SIENA – La morte David Rossi torna sotto la lente della magistratura. A distanza di tredici anni dai fatti, la Procura di Siena ha aperto un nuovo fascicolo d’indagine sulla vicenda che riguarda l’ex capo comunicazione di Banca Monte dei Paschi di Siena, precipitato il 6 marzo 2013.
La notizia è stata anticipata dal giornalista Massimo Giletti nel corso della trasmissione Lo Stato delle cose, in onda su Rai 3, e trova conferma nella richiesta formale inviata dagli inquirenti alla Commissione parlamentare d’inchiesta bis. Nei giorni scorsi, infatti, la Procura ha chiesto copia delle perizie depositate dai consulenti tecnici incaricati dalla Commissione. Nell’atto compare il numero di un fascicolo aperto nel dicembre 2025, elemento che segnala l’avvio di un nuovo approfondimento investigativo.
Al centro dell’attenzione vi sono le conclusioni contenute nelle consulenze tecniche sulle lesioni riportate dal manager. Secondo i periti Robbi Manghi e Adolfo Gregori, alcune ferite al volto e ai polsi non risulterebbero compatibili con la sola caduta. In particolare, le escoriazioni nella zona zigomatica sinistra sarebbero coerenti con un impatto e uno sfregamento contro i fili antivolatili installati all’esterno della finestra.
Le relazioni evidenziano che la natura e la distribuzione dei segni cutanei rifletterebbero l’interazione con elementi metallici presenti nella struttura. Le ferite ai polsi, sempre secondo le consulenze, non sarebbero riconducibili esclusivamente all’impatto al suolo ma potrebbero essere antecedenti alla precipitazione.
La vicenda era stata archiviata negli anni come suicidio, al termine di più indagini giudiziarie. Anche una precedente Commissione parlamentare aveva indicato tale ipotesi come prevalente. Le nuove risultanze tecniche hanno però riacceso interrogativi sulla dinamica dei fatti.

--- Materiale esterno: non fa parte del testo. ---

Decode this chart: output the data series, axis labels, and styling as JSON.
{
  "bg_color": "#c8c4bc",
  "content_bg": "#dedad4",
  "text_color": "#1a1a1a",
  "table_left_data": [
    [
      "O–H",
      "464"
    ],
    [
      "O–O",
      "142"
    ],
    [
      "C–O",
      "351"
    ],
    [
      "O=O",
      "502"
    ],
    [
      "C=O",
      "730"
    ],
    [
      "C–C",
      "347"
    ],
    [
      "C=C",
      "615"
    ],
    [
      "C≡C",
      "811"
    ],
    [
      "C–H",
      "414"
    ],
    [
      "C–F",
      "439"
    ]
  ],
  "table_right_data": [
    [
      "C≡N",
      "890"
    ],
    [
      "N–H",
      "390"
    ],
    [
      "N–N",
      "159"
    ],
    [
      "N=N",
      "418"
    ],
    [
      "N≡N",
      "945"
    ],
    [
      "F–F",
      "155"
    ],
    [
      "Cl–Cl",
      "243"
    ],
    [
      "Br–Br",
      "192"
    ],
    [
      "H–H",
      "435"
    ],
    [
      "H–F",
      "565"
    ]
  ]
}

Il presidente della commissione parlamentare d’inchiesta, Gianluca Vinci, ha confermato l’imminente trasmissione delle consulenze alla Procura. Nei prossimi giorni la Commissione tornerà a Siena in occasione dell’anniversario della caduta e presenterà anche un filmato ricostruttivo relativo a una presunta colluttazione avvenuta nell’ufficio del manager.
Sul nuovo fascicolo viene mantenuto al momento il massimo riserbo. Non sono stati comunicati dettagli sulle ipotesi di reato né su eventuali iscrizioni nel registro degli indagati. Resta però significativo il passaggio giudiziario che riporta la morte David Rossi in una nuova fase di verifica, con l’obiettivo di chiarire definitivamente le circostanze della tragedia avvenuta nel centro storico di Siena.